As manifestações cívicas são actos de cidadania democrática e só numa região em que é raro elas se realizarem é que poderemos estranhar.
Os partidos políticos não gostam deste tipo de manifestações, porque se apoderaram do espaço público e político como sendo apenas dos partidos, torcendo o nariz a quem se atreve ocupar o mesmo palco em nome da cidadania e da participação cívica.
Ficou demonstrado, há pouco tempo, no parlamento regional, quando rejeitaram uma proposta de um outro movimento cívico para alterar aspectos do nosso sistema eleitoral que são autênticos absurdos.
A cultura da partidocracia que se implantou no país não dá espaço a que outros movimentos se introduzam em terrenos que as forças políticas julgam ser apenas delas.
É por isso que o estado da nossa democracia está como está e a participação cívica, especialmente nos actos eleitorais, é aquilo que se conhece.
Todas as medidas restritivas, no combate à pandemia, mexem sempre com muitas actividades e há muita gente que é, naturalmente, prejudicada.
Os governantes e as autoridades sanitárias justificam estas medidas com a defesa da saúde pública, um bem essencial que deve ser protegido com uma boa explicação e muita sensatez.
No processo complicado em que vivemos, há mais de um ano, ninguém está isento de erros. Este governo já os cometeu e o anterior também.
É no equilíbrio e na avaliação dos pró e contras das medidas que elas devem ser aplicadas, acompanhadas sempre de apoios aos sectores prejudicados.
A medida de fechar os restaurantes às 20h parece pouco sensata e as autoridades nacionais já perceberam isso, abrindo a restauração no país, com regras, à excepção dos poucos concelhos onde ainda impera muita transmissão comunitária.

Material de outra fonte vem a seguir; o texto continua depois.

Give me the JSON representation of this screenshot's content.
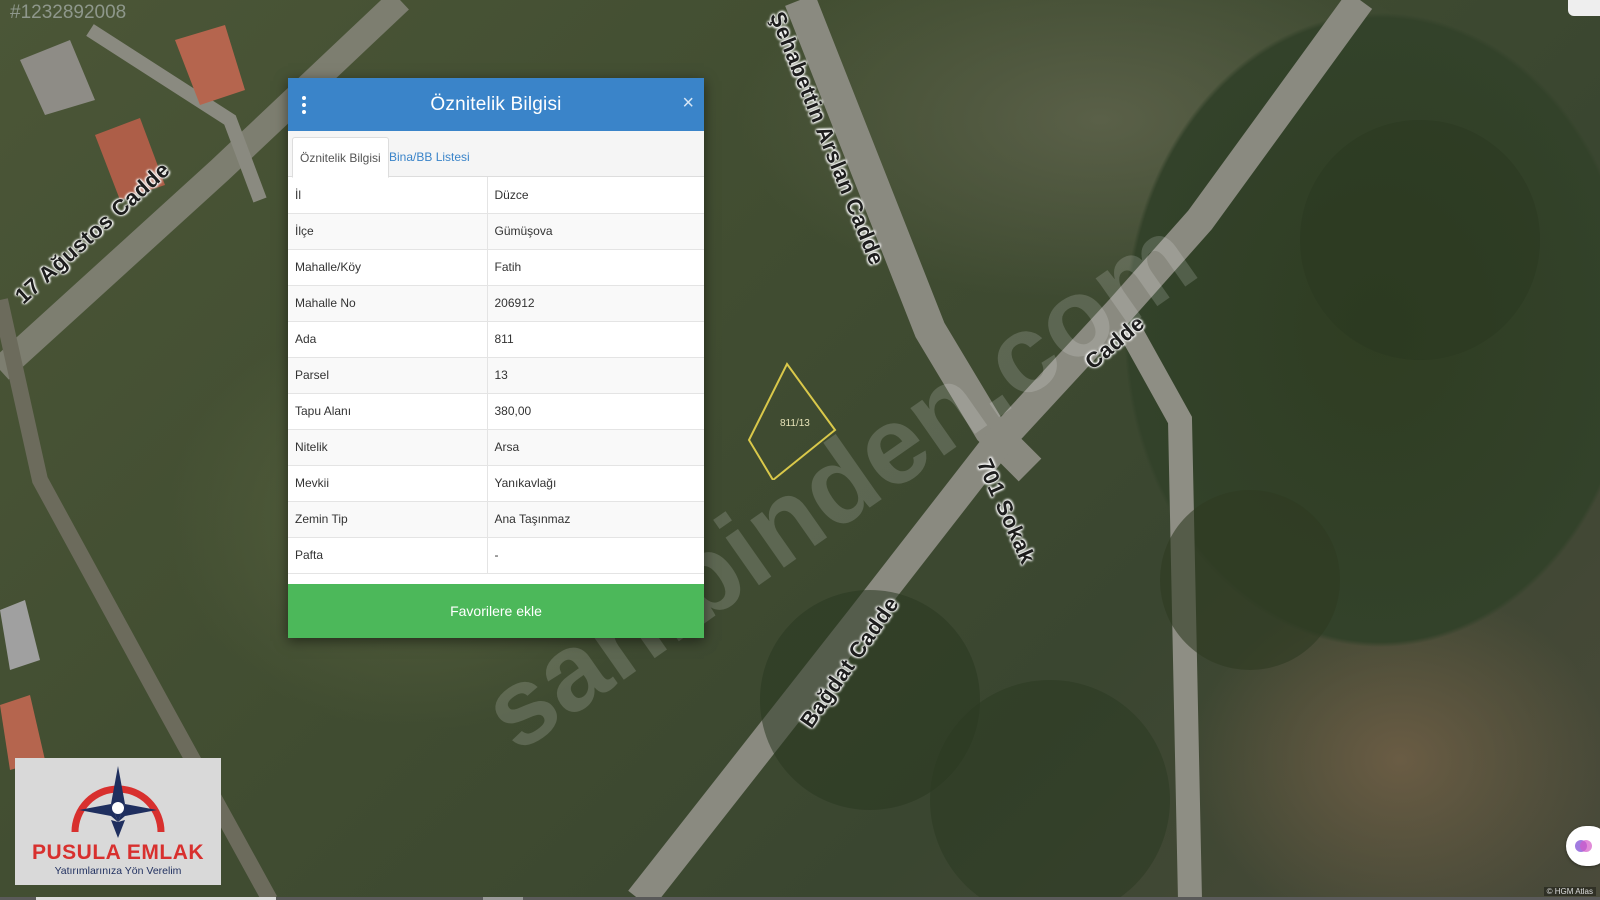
{
  "listing_id": "#1232892008",
  "watermark": "sahibinden.com",
  "parcel_label": "811/13",
  "roads": {
    "r1": "17 Ağustos Cadde",
    "r2": "Şehabettin Arslan Cadde",
    "r3": "701 Sokak",
    "r4": "Bağdat Cadde",
    "r5": "Cadde"
  },
  "dialog": {
    "title": "Öznitelik Bilgisi",
    "tabs": [
      "Öznitelik Bilgisi",
      "Bina/BB Listesi"
    ],
    "rows": [
      {
        "label": "İl",
        "value": "Düzce"
      },
      {
        "label": "İlçe",
        "value": "Gümüşova"
      },
      {
        "label": "Mahalle/Köy",
        "value": "Fatih"
      },
      {
        "label": "Mahalle No",
        "value": "206912"
      },
      {
        "label": "Ada",
        "value": "811"
      },
      {
        "label": "Parsel",
        "value": "13"
      },
      {
        "label": "Tapu Alanı",
        "value": "380,00"
      },
      {
        "label": "Nitelik",
        "value": "Arsa"
      },
      {
        "label": "Mevkii",
        "value": "Yanıkavlağı"
      },
      {
        "label": "Zemin Tip",
        "value": "Ana Taşınmaz"
      },
      {
        "label": "Pafta",
        "value": "-"
      }
    ],
    "favorite_button": "Favorilere ekle"
  },
  "logo": {
    "name": "PUSULA EMLAK",
    "slogan": "Yatırımlarınıza Yön Verelim"
  },
  "attribution": "© HGM Atlas",
  "colors": {
    "header": "#3a84c9",
    "favorite_button": "#4cb85a",
    "parcel_outline": "#d9c84a",
    "logo_red": "#d8302e",
    "logo_navy": "#1f2f5f"
  }
}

Numa ilha e numa comunidade com a dimensão como a nossa, onde os focos estão identificados, parece pouco sensato aplicar medidas de enorme restrição num concelho, quando no outro ali mesmo ao lado tudo é permitido.
Não é fácil a tarefa dos profissionais de saúde, sobretudo os que estão na linha da frente, como também não o é para quem investiu aquilo que tinha em negócios que apenas têm maior recuperação nesta época de Verão.
Fazer publicidade internacional a apelar aos turistas para visitarem ilhas seguras e depois impor restrições nos lugares mais frequentados pelos mesmos, não parece sensato.
Apesar de tudo – e é o mais importante – é que já se vê uma luz ao fundo do túnel com a vacinação em massa nos Açores.
É verdade que S. Miguel é o caso mais complicado, mas estamos certos que toda a população micaelense seria vacinada mais cedo se a República enviasse o número de vacinas suficiente para a imunidade desta ilha.
Optou – e muito bem – por enviar cerca de 12 mil para as ilhas sem hospital, vários meses depois dos Açores terem solicitado que fôssemos um exemplo para a Europa.
Agora é preciso que continue a corrigir as distorções que criou, enviando o mais rapidamente possível as vacinas e recursos necessários às ilhas maiores.
Ainda há esperança.
Portugal no lodo
Um organismo do Estado mata um ucraniano no Aeroporto de Lisboa e ninguém é responsável.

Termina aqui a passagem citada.